Les articles 56 et 57 des statuts de Coop Evolution prévoient qu’un mois avant les assemblées générales validant tout projet, tous les documents soient consultables à son siège. Mais combien d’éleveurs voudraient les consulter et auraient le temps de le faire  ?

Afin de comprendre tous les tenants et aboutissants, la Coordination Rurale s’est intéressée à ce montage. Elle note que les Comités Sociaux et Économiques de ces différentes associations et coopératives ont déjà émis des avis défavorables sur le projet. Elle s’interroge sur la rentabilité supplémentaire que peut escompter chaque exploitation de ce projet. Elle attend surtout des administrateurs un retour sur leurs raisons de valider ou pas ce projet de fusion et espère qu’un rendez-vous lui sera rapidement accordé. Il en va de la responsabilité des décideurs !

Innoval : des coûts mais à quand des bénéfices ?

 

Filiale commune de GDS, BCELO et Coopérative Evolution (depuis qu’en octobre 2020 Union Evolution SAS lui a cédé ses parts), INNOVAL SAS existe depuis 2017. Mais comment justifier qu’en 2019, deux ans après sa création, elle a déjà coûté au moins 3,3 millions d’euros aux coopérateurs (1,25 millions d’euros via Evolution, 1,23 millions d’euros via BCELO et 820 mille euros via GDS) ? Et ce, sachant qu’une grande partie de cette somme s’avére définitivement perdue : 800 mille euros d’abandon de créances et 200 mille euros de pertes relatives aux droits sur la plateforme technique dans le projet APPLIFARM, filiale informatique d’INNOVAL, radiée en novembre 2020 “faute de perspectives économiques positives”.

Il est également à noter que les 1,5 million d’euros de prise de participation d’INNOVAL dans sa nouvelle filiale informatique ICOWSOFT ont aussi été dépréciés de 342 mille euros en 2019, seulement un an après qu’INNOVAL soit entrée à hauteur de 20 % au capital de cette start-up. La Financière de la Montagne, implantée au 4 Rond-Point des Champs-Elysées à Paris, holding dont Jean-Nicolas Trebouta, aux multiples mandats, est l'actionnaire majoritaire (25 %). Sans nouvelle recapitalisation, ICOWSOFT ne risque-t-elle pas d’être dissoute comme APPLIFARM ?

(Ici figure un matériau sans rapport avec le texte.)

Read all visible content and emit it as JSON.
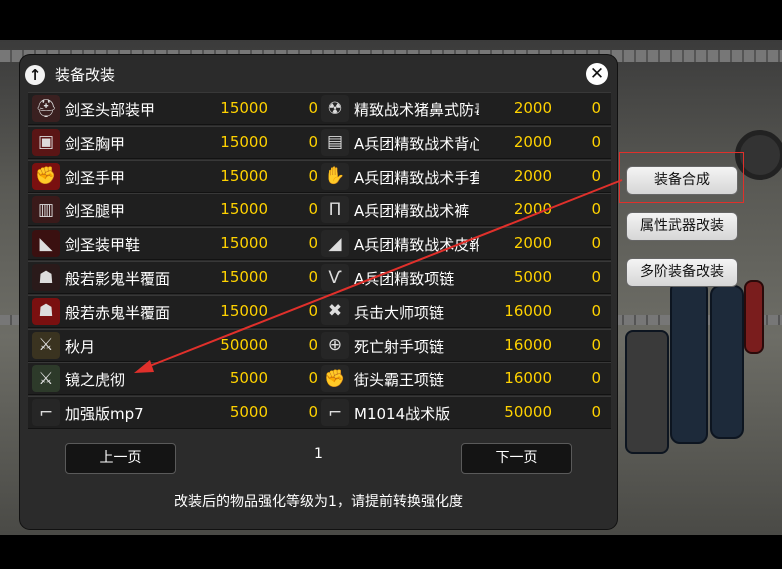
{
  "panel": {
    "title": "装备改装",
    "back_icon": "arrow-up-icon",
    "close_icon": "close-icon"
  },
  "left_items": [
    {
      "name": "剑圣头部装甲",
      "price": "15000",
      "count": "0",
      "icon": "helmet-icon"
    },
    {
      "name": "剑圣胸甲",
      "price": "15000",
      "count": "0",
      "icon": "chest-armor-icon"
    },
    {
      "name": "剑圣手甲",
      "price": "15000",
      "count": "0",
      "icon": "gauntlet-icon"
    },
    {
      "name": "剑圣腿甲",
      "price": "15000",
      "count": "0",
      "icon": "leg-armor-icon"
    },
    {
      "name": "剑圣装甲鞋",
      "price": "15000",
      "count": "0",
      "icon": "boots-icon"
    },
    {
      "name": "般若影鬼半覆面",
      "price": "15000",
      "count": "0",
      "icon": "mask-icon"
    },
    {
      "name": "般若赤鬼半覆面",
      "price": "15000",
      "count": "0",
      "icon": "red-mask-icon"
    },
    {
      "name": "秋月",
      "price": "50000",
      "count": "0",
      "icon": "sword-icon"
    },
    {
      "name": "镜之虎彻",
      "price": "5000",
      "count": "0",
      "icon": "katana-icon"
    },
    {
      "name": "加强版mp7",
      "price": "5000",
      "count": "0",
      "icon": "smg-icon"
    }
  ],
  "right_items": [
    {
      "name": "精致战术猪鼻式防毒",
      "price": "2000",
      "count": "0",
      "icon": "gas-mask-icon"
    },
    {
      "name": "A兵团精致战术背心",
      "price": "2000",
      "count": "0",
      "icon": "vest-icon"
    },
    {
      "name": "A兵团精致战术手套",
      "price": "2000",
      "count": "0",
      "icon": "glove-icon"
    },
    {
      "name": "A兵团精致战术裤",
      "price": "2000",
      "count": "0",
      "icon": "pants-icon"
    },
    {
      "name": "A兵团精致战术皮靴",
      "price": "2000",
      "count": "0",
      "icon": "tactical-boots-icon"
    },
    {
      "name": "A兵团精致项链",
      "price": "5000",
      "count": "0",
      "icon": "necklace-icon"
    },
    {
      "name": "兵击大师项链",
      "price": "16000",
      "count": "0",
      "icon": "crossed-swords-icon"
    },
    {
      "name": "死亡射手项链",
      "price": "16000",
      "count": "0",
      "icon": "crosshair-icon"
    },
    {
      "name": "街头霸王项链",
      "price": "16000",
      "count": "0",
      "icon": "fist-icon"
    },
    {
      "name": "M1014战术版",
      "price": "50000",
      "count": "0",
      "icon": "shotgun-icon"
    }
  ],
  "pagination": {
    "prev_label": "上一页",
    "next_label": "下一页",
    "current_page": "1"
  },
  "footer_note": "改装后的物品强化等级为1，请提前转换强化度",
  "side_menu": {
    "equip_synthesis": "装备合成",
    "weapon_mod": "属性武器改装",
    "multi_tier_mod": "多阶装备改装"
  },
  "colors": {
    "price": "#ffd200",
    "panel_bg": "#2b2b2b",
    "row_bg": "#1f1f1f",
    "annotation": "#e0302b"
  }
}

Cette stratégie, qu’on pourrait qualifier « de placements à risques avec l'argent des producteurs », ne semble pas pour l'instant rentable puisqu’INNOVAL continue de creuser son déficit de 44 % en 2019, passant ainsi de 562 mille euros à 809 mille euros en un an !

Depuis plusieurs années, Union Evolution SAS cumule aussi des résultats déficitaires. Ils s’expliquent en grande partie par les résultats financiers et exceptionnels négatifs relatifs à des dépréciations d’actifs de filiales (2,3 millions d’euros pour des dépréciations de titres Labogena et Taurus en 2018, et 515 mille euros pour INNOVAL en 2019) et 6,3 millions d’euros pour des plans de sauvegarde de l’Emploi (4,3 millions d’euros en 2017, 659 mille euros en 2018 et 1,35 millions d’euros en 2019). Ainsi, pour n’aboutir qu’à un résultat de 33 mille euros en 2019, Coop Evolution lui a versé 2,7 millions d’euros de subventions alors qu’elle passait en profit 439,5  mille euros de parts sociales non réclamées par les coopérateurs.

Pertes fictives, réelles, calculées ? En tout cas, ce sont les coopérateurs qui paient !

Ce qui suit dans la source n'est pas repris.